Das Belohnungssystem im Gehirn

Das Belohnungssystem im Gehirn lässt sich aber nicht nur durch den Konsum bestimmter Substanzen stimulieren, sondern auch durch unser eigenes Verhalten. Sie kennen sicher auch Situationen, die Ihnen einen gewissen Kick geben: ein gewonnenes Spiel, ein absolvierter Dauerlauf oder ein neues Paar Schuhe können für kurze Zeit ein Glücksgefühl auslösen. Für manche Menschen kann das aber auch zur ständigen Versuchung werden, sie müssen diese ursprünglich mit positiven Gefühlen assoziierten Handlungen wieder und wieder ausführen. Deshalb werden neben den substanzgebundenen Abhängigkeiten auch eine ganze Reihe von so genannten Verhaltenssüchten diskutiert: Arbeitssucht und Spielsucht, Sexsucht und Sportsucht, Computersucht und Kaufsucht. Kurz gesagt: Alles was wir gerne tun und was in Maßen Spaß macht, kann auch problematisch werden, sobald es exzessiv betrieben wird.

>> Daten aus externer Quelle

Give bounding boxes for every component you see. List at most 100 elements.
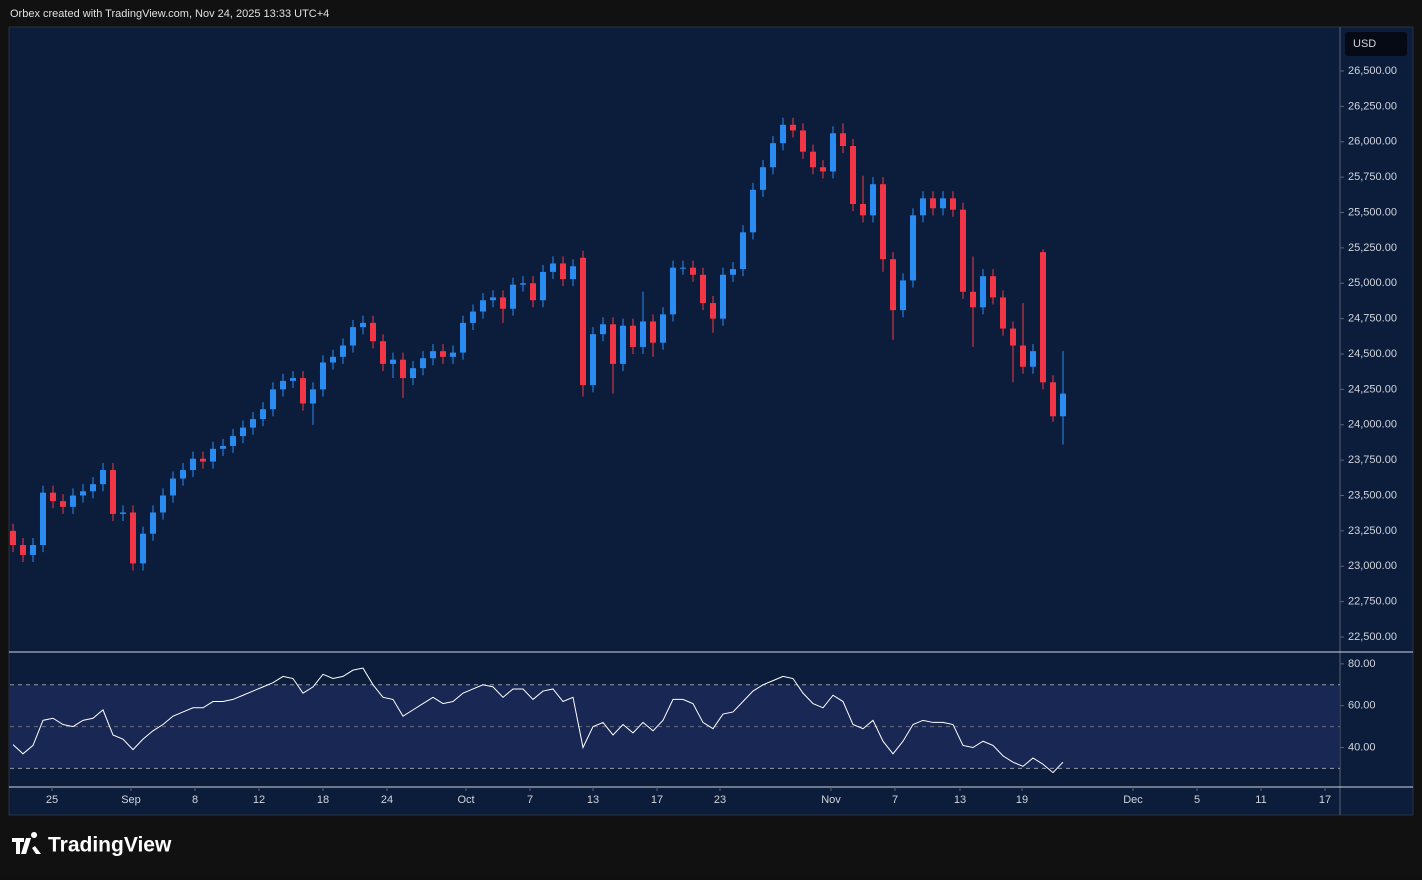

Für die Einordnung dieser nicht stoffgebundenen, süchtigen Verhaltensweisen gibt es, mit Ausnahme der Glücksspielsucht, noch keine eigenen diagnostischen Kategorien. Sie werden bislang unspezifisch unter dem Sammelbegriff Störungen der Impulskontrolle zusammengefasst.

Die Kontrolle verloren

Darunter versteht man Verhaltensweisen, bei denen der Betroffene nicht in der Lage ist, dem Impuls oder der Versuchung zu widerstehen, eine bestimmte Handlung auszuführen. Auch wenn er genau weiß, dass diese Handlung für ihn selbst oder für andere Menschen schädlich ist.

Das entscheidende diagnostische Kriterium liegt dabei im – subjektiv erlebten – Spannungszustand vor der Handlung und in der Entlastung danach. Im Anschluss können Reue, Selbstvorwürfe oder Schuldgefühle auftreten. Eine Suchtforschungsgruppe der Berliner Charité hat die Gehirnaktivitäten von Patienten mit Computerspielsucht untersucht. Sie fand heraus, dass exzessives Computerspielen die gleichen Strukturen im Gehirn aktiviert, wie stoffgebundene Drogen.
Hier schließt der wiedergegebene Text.